Chennai is a place I love to hate, but Chennai is also the place that showed me what friendship could mean, what looking out for someone was all about.
It was on a rainy day that I arrived in Chennai with bag, baggage and a smoking bike to join a job there. I got the first sense of the city when I had to haggle with the porters to get my bike safely out of the railway station. Finally after much bargaining and telling that I was only a student I managed to get out with my bike and called up my friend, Manoj who was in the habit of being busy when his help was required. Anyway knowing him well I took directions and with some help from passersby on the streets I reached his office and he took me to the villa that later became my home for almost a year and its inhabitants who were waging a cold war at the time of my arrival became friends whom I would cherish for my life.

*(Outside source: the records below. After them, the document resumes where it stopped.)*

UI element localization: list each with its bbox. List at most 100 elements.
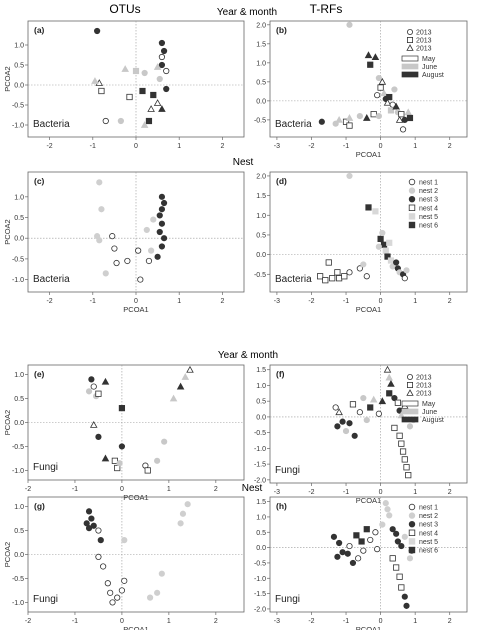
legend-marker bbox=[408, 538, 416, 545]
data-point bbox=[405, 472, 412, 479]
panel-annotation: Fungi bbox=[275, 465, 300, 476]
data-point bbox=[398, 542, 405, 550]
data-point bbox=[329, 275, 336, 282]
panel-label: (g) bbox=[34, 501, 45, 511]
data-point bbox=[118, 405, 126, 412]
data-point bbox=[406, 423, 414, 430]
data-point bbox=[325, 259, 332, 266]
y-tick-label: 0.0 bbox=[256, 98, 266, 105]
header-year-month-fungi: Year & month bbox=[218, 350, 278, 361]
legend-nest-label: nest 2 bbox=[419, 513, 438, 520]
data-point bbox=[401, 456, 408, 463]
panel-e: -2 -1 0 1 2 -1.0 -0.5 0.0 0.5 1.0 PCOA1 PCOA2 (e) Fun… bbox=[3, 364, 245, 502]
data-point bbox=[344, 550, 351, 557]
data-point bbox=[322, 277, 329, 284]
data-point bbox=[104, 580, 111, 587]
data-point bbox=[334, 423, 341, 430]
data-point bbox=[95, 527, 102, 534]
data-point bbox=[377, 235, 384, 242]
y-tick-label: -0.5 bbox=[254, 560, 266, 567]
data-point bbox=[406, 114, 414, 122]
data-point bbox=[100, 563, 107, 570]
data-point bbox=[121, 65, 129, 72]
x-axis-label: PCOA1 bbox=[356, 496, 381, 505]
data-point bbox=[111, 245, 118, 252]
data-point bbox=[401, 533, 408, 540]
x-tick-label: -1 bbox=[90, 298, 96, 305]
header-otus: OTUs bbox=[109, 2, 140, 16]
y-tick-label: 1.5 bbox=[256, 41, 266, 48]
y-axis-label: PCOA2 bbox=[3, 410, 12, 435]
data-point bbox=[389, 526, 396, 533]
panel-label: (c) bbox=[34, 176, 45, 186]
data-point bbox=[399, 448, 407, 455]
data-point bbox=[318, 118, 325, 125]
legend-month-swatch bbox=[401, 416, 419, 423]
panel-annotation: Fungi bbox=[33, 462, 58, 473]
data-point bbox=[367, 536, 374, 544]
data-point bbox=[153, 63, 162, 70]
data-point bbox=[391, 394, 398, 402]
data-point bbox=[389, 263, 396, 270]
y-tick-label: 1.0 bbox=[14, 504, 24, 511]
data-point bbox=[356, 409, 363, 416]
x-tick-label: -1 bbox=[343, 618, 349, 625]
data-point bbox=[401, 593, 408, 600]
data-point bbox=[363, 273, 370, 280]
data-point bbox=[392, 102, 400, 110]
data-point bbox=[91, 77, 99, 84]
legend-marker bbox=[408, 512, 416, 519]
data-point bbox=[341, 273, 348, 280]
data-point bbox=[169, 394, 178, 402]
legend-nest-label: nest 4 bbox=[419, 530, 438, 537]
data-point bbox=[158, 243, 166, 250]
x-tick-label: 1 bbox=[413, 143, 417, 150]
x-tick-label: -2 bbox=[308, 618, 314, 625]
data-point bbox=[375, 74, 382, 82]
data-point bbox=[135, 247, 142, 254]
data-point bbox=[396, 432, 403, 439]
data-point bbox=[353, 532, 360, 539]
x-tick-label: -3 bbox=[274, 143, 280, 150]
data-point bbox=[367, 404, 374, 411]
data-point bbox=[161, 438, 168, 445]
legend-marker bbox=[406, 373, 413, 380]
data-point bbox=[363, 526, 370, 533]
data-point bbox=[365, 204, 372, 211]
legend-marker bbox=[408, 178, 416, 186]
data-point bbox=[367, 61, 374, 68]
data-point bbox=[346, 21, 353, 28]
data-point bbox=[126, 93, 133, 101]
x-tick-label: -2 bbox=[46, 298, 52, 305]
legend-year-label: 2013 bbox=[416, 30, 432, 37]
data-point bbox=[385, 373, 394, 381]
data-point bbox=[334, 553, 341, 560]
data-point bbox=[401, 275, 408, 282]
data-point bbox=[374, 92, 381, 99]
y-axis-label: PCOA2 bbox=[3, 542, 12, 567]
data-point bbox=[158, 193, 166, 200]
legend-year-label: 2013 bbox=[416, 391, 432, 398]
y-tick-label: 0.5 bbox=[256, 232, 266, 239]
y-tick-label: -1.0 bbox=[12, 277, 24, 284]
legend-marker bbox=[408, 187, 416, 194]
panel-f: -3 -2 -1 0 1 2 -2.0 -1.5 -1.0 -0.5 0.0 0.5 1.0 1.5 PCO… bbox=[254, 364, 468, 505]
panel-c: -2 -1 0 1 2 -1.0 -0.5 0.0 0.5 1.0 PCOA1 PCOA2 (c) Bac… bbox=[3, 171, 245, 314]
data-point bbox=[363, 416, 370, 424]
data-point bbox=[398, 440, 405, 447]
data-point bbox=[111, 457, 118, 464]
data-point bbox=[95, 553, 102, 560]
legend-month-label: June bbox=[422, 64, 437, 71]
header-trfs: T-RFs bbox=[310, 2, 343, 16]
data-point bbox=[379, 521, 386, 528]
legend-month-label: May bbox=[422, 56, 436, 63]
x-tick-label: 2 bbox=[214, 618, 218, 625]
y-tick-label: 1.0 bbox=[256, 60, 266, 67]
data-point bbox=[372, 529, 379, 536]
legend-nest-label: nest 5 bbox=[419, 214, 438, 221]
legend-marker bbox=[408, 213, 416, 220]
legend-month-label: August bbox=[422, 417, 444, 424]
y-tick-label: -0.5 bbox=[254, 117, 266, 124]
header-nest-bacteria: Nest bbox=[233, 157, 254, 168]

The entry was not without hiccups, my friend took me in and I settled down in his room which was shared by another guy, Koshi a colleague of his. There were 2 other people in the next room who didn’t take kindly to this and a war broke out with our landlady being summoned and asked to decide. She fell for my innocent demeanors and passed a verdict in my favour and I officially became their roomie. Later my adversary and myself shared a drink in the evening and buried our bone of discontent. My friends who came back late that night were amused at the transformation and the ceasing of hostilities. I was quite inebriated by the time and pulled their collective legs so much so that they saw the point I was making and that evening saw the end of hostilities and the beginnings of a period of collective fun and camaraderie.

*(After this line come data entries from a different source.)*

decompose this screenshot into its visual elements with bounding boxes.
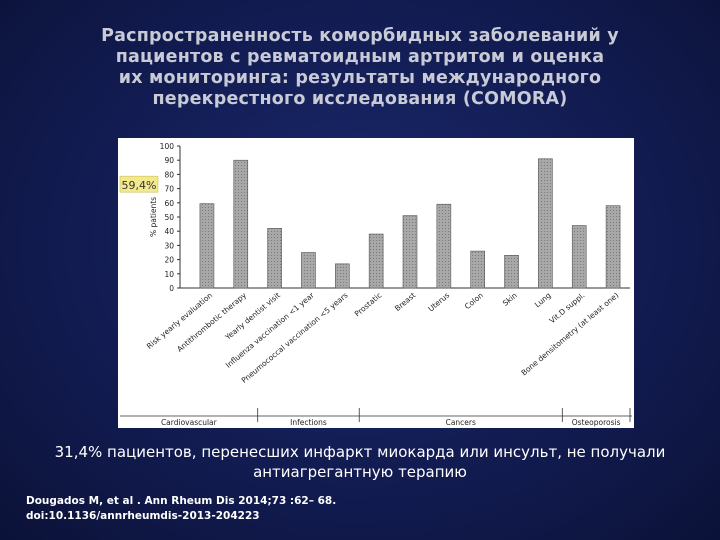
- y-tick-label: 50: [164, 213, 174, 222]
- y-tick-label: 100: [160, 142, 175, 151]
- bar-chart: 0 10 20 30 40 50 60 70 80 90 100 % patients Risk yea…: [118, 138, 634, 428]
- reference-line: Dougados M, et al . Ann Rheum Dis 2014;7…: [26, 495, 337, 507]
- bar-10: [504, 255, 519, 289]
- bar-5: [335, 263, 350, 289]
- bar-7: [402, 215, 418, 289]
- y-tick-label: 70: [164, 185, 174, 194]
- y-axis-label: % patients: [149, 197, 158, 237]
- bar-13: [605, 205, 621, 289]
- category-label: Uterus: [426, 291, 451, 314]
- y-tick-label: 60: [164, 199, 174, 208]
- bar-6: [368, 233, 384, 289]
- slide-caption: 31,4% пациентов, перенесших инфаркт миок…: [54, 443, 666, 481]
- group-label: Infections: [290, 418, 327, 427]
- category-label: Lung: [533, 290, 553, 309]
- y-tick-label: 40: [164, 227, 174, 236]
- category-label: Skin: [501, 290, 519, 307]
- bar-4: [301, 252, 316, 289]
- bar-12: [571, 225, 587, 289]
- chart-svg: 0 10 20 30 40 50 60 70 80 90 100 % patients Risk yea…: [119, 142, 632, 427]
- group-label: Osteoporosis: [572, 418, 621, 427]
- category-label: Prostatic: [353, 291, 384, 319]
- bar-2: [233, 159, 249, 289]
- category-label: Colon: [463, 290, 485, 311]
- title-line: их мониторинга: результаты международног…: [118, 68, 602, 88]
- reference: Dougados M, et al . Ann Rheum Dis 2014;7…: [26, 494, 546, 524]
- title-line: пациентов с ревматоидным артритом и оцен…: [115, 47, 605, 67]
- group-label: Cardiovascular: [161, 418, 218, 427]
- y-tick-label: 20: [164, 256, 174, 265]
- y-tick-label: 80: [164, 170, 174, 179]
- slide-title: Распространенность коморбидных заболеван…: [60, 26, 660, 110]
- annotation-label: 59,4%: [122, 179, 157, 192]
- bar-8: [436, 203, 452, 289]
- annotation-box: [119, 175, 159, 193]
- y-tick-label: 10: [164, 270, 174, 279]
- category-label: Breast: [393, 291, 417, 313]
- group-label: Cancers: [446, 418, 476, 427]
- bar-3: [267, 228, 282, 289]
- title-line: Распространенность коморбидных заболеван…: [101, 26, 619, 46]
- y-tick-label: 90: [164, 156, 174, 165]
- y-tick-label: 0: [169, 284, 174, 293]
- bar-11: [538, 158, 553, 289]
- bar-9: [470, 250, 485, 289]
- y-tick-label: 30: [164, 241, 174, 250]
- title-line: перекрестного исследования (COMORA): [152, 89, 568, 109]
- category-label: Risk yearly evaluation: [145, 290, 215, 350]
- reference-line: doi:10.1136/annrheumdis-2013-204223: [26, 510, 260, 522]
- bar-1: [199, 203, 215, 289]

Chennai I found a rather hot, humid and dry place with not much room for amusement. But the presence of these guys made all the difference. Our little trips to buy fish in Marina beach where all of us would jump into the car, troop out in single file along the market with Dennis taking the lead, as he was the biggest fish enthusiast in our midst and claimed to know fresh fish from the long dead ones, provided some funny moments. Since none of us were experts in this fishy business he got his way. The real job began when we brought it home. Division of labour would start, someone had to wash the sliced pieces, another person had to marinate it and the third one had to fry it. It was inevitably during these times that long duration phone calls used to come for one of the chaps who would skip the task and others would be left irritated at this smart ploy.

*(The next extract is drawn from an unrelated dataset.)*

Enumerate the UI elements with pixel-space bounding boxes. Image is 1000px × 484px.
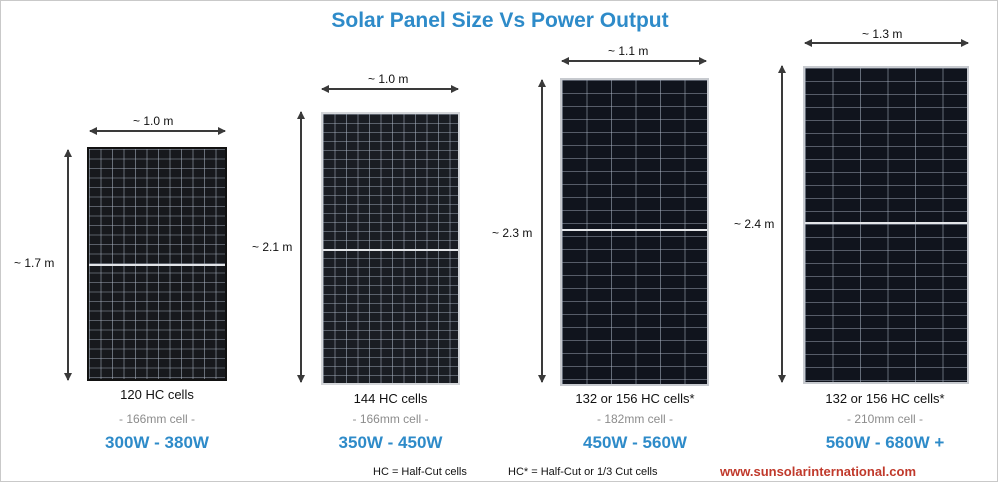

Apart from these moments of amusement, Chennai was a very expensive and not so fun place to be in. The occasional trips from office to 10D ( an acronym for 10 Downing, without the British Prime minister) provided the bouts of alcoholic bliss. Most of the bars and restaurants served spurious stuff as did the TASMAC (the govt. owned beverages corporation). Koshy, in his liking for beer would buy stuff with queer names like Jawan, Johny and god knows what else. It was during a small party with his friends at Hotel Manhattan that I decided to give up drinking. The contessa rum that we ordered reeked off a smell so similar to hospital corridors that I immediately decided Chennai was not your average alcoholic dream destination. If you wanted to have something decent it often meant shelling out half a months pay at places like 10D. When I decided to give the city’s culinary delights a visit, I caught typhoid and ended up flying to Trivandrum (koshy and Manoj taking all the responsibility till the airport) and getting admitted in the hospital for a few weeks. Later on I stuck to going out once in a while to the expensive restaurants which were cheaper in the long run as they did not dish out typhoid or hepatitis.
Our trips out on weekends often ended up for lunch in Kumarakom owned by some achayans or to a kerala syrian christian restaurant serving one of the best fish curries I have eaten anywhere. The fish used in the curry was often sear fish which made it all the more delightful.
All together, Chennai was hot, humid, a place to catch typhoid, some good but expensive restaurants and a villa which was ancient but commanding modern rents. Whether I like the place? Hard to say. Whether I liked my company? A definite yes.